La búsqueda del sargento Frank Carroll del ejército norteamericano no tuvo ningún éxito. Thorson estaba convencido de que el sargento había mentido a Ingiborg. No era raro que los militares buscaran una diversión momentánea y que fingieran ser más importantes de lo que les correspondía; prometían el oro y el moro, pero, en especial, que al terminar la guerra regresarían a casa con sus chicas del brazo para mostrarles un hermoso mundo nuevo al otro lado del Atlántico. Flóvent y él volvieron a visitar a Ingiborg con el fin de obtener más información sobre aquel que se hacía llamar Frank Carroll. Tal y como estaban las cosas, no vieron ninguna razón para detener a la muchacha y someterla a un interrogatorio formal.

Todavía se desconocía la identidad de la muchacha hallada bajo los lúgubres muros del Teatro Nacional. Hasta donde llegaban las investigaciones policiales, nadie había denunciado su desaparición ni preguntado por ella. La noticia sobre el hallazgo del cadáver fue difundida en los periódicos y también en la radio. Flóvent quería suponer que las personas que conocieran a la joven y la echaran en falta no tardarían en ponerse en contacto con ellos. Informó a Thorson de que la chica había abortado poco antes de morir.

Hallaron a la joven bastante más calmada cuando Thorson y él regresaron para preguntarle más detalles sobre su novio norteamericano. Estaba sola en casa con su madre. Su padre la había regañado tras la primera visita y era como si su ausencia le hiciera estar algo menos tensa. No permitieron que su madre estuviera presente durante el interrogatorio y la invitaron amablemente a que abandonara el salón donde ya habían conversado la vez anterior.

—Ingiborg, la verdad es que no hemos encontrado a ningún Frank Carroll en el ejército norteamericano —anunció Flóvent.

—Lo cual significa —prosiguió Thorson— que uno de los dos miente. Tú a nosotros o él a ti.

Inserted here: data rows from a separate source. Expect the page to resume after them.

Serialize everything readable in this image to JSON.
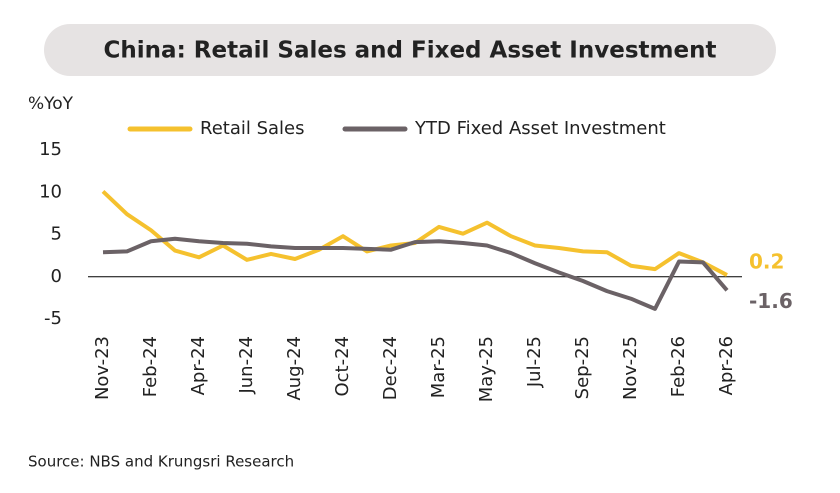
{
  "chart_data": {
    "type": "line",
    "title": "China: Retail Sales and Fixed Asset Investment",
    "y_label": "%YoY",
    "source": "Source: NBS and Krungsri Research",
    "categories": [
      "Nov-23",
      null,
      "Feb-24",
      null,
      "Apr-24",
      null,
      "Jun-24",
      null,
      "Aug-24",
      null,
      "Oct-24",
      null,
      "Dec-24",
      null,
      "Mar-25",
      null,
      "May-25",
      null,
      "Jul-25",
      null,
      "Sep-25",
      null,
      "Nov-25",
      null,
      "Feb-26",
      null,
      "Apr-26"
    ],
    "series": [
      {
        "name": "Retail Sales",
        "color": "#f5c12e",
        "values": [
          10.1,
          7.4,
          5.5,
          3.1,
          2.3,
          3.7,
          2.0,
          2.7,
          2.1,
          3.2,
          4.8,
          3.0,
          3.7,
          4.0,
          5.9,
          5.1,
          6.4,
          4.8,
          3.7,
          3.4,
          3.0,
          2.9,
          1.3,
          0.9,
          2.8,
          1.7,
          0.2
        ]
      },
      {
        "name": "YTD Fixed Asset Investment",
        "color": "#6b6266",
        "values": [
          2.9,
          3.0,
          4.2,
          4.5,
          4.2,
          4.0,
          3.9,
          3.6,
          3.4,
          3.4,
          3.4,
          3.3,
          3.2,
          4.1,
          4.2,
          4.0,
          3.7,
          2.8,
          1.6,
          0.5,
          -0.5,
          -1.7,
          -2.6,
          -3.8,
          1.8,
          1.7,
          -1.6
        ]
      }
    ],
    "ylim": [
      -5,
      15
    ],
    "yticks": [
      15,
      10,
      5,
      0,
      -5
    ],
    "grid": false,
    "legend": "top"
  }
}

—Si descubrimos que nos has mentido, Ingiborg —advirtió Flóvent—, te llevaremos a comisaría y luego a la cárcel de Skólavörðustígur. Hasta ahora te hemos tratado bien y nos hemos mostrado comprensivos, pero si no nos dices la verdad, se acabó todo.

—No estoy mintiendo —aseguró Ingiborg—. No os mentiría nunca. No he hecho nada. Simplemente nos encontramos aquel cuerpo y...

—¿Y qué, Ingiborg? —preguntó Thorson.

—De modo que me ha mentido —dijo Ingiborg en voz baja—. Decía que se llamaba Frank Carroll. Estoy segura.

—¿Habías estado antes con algún otro militar? —preguntó Flóvent.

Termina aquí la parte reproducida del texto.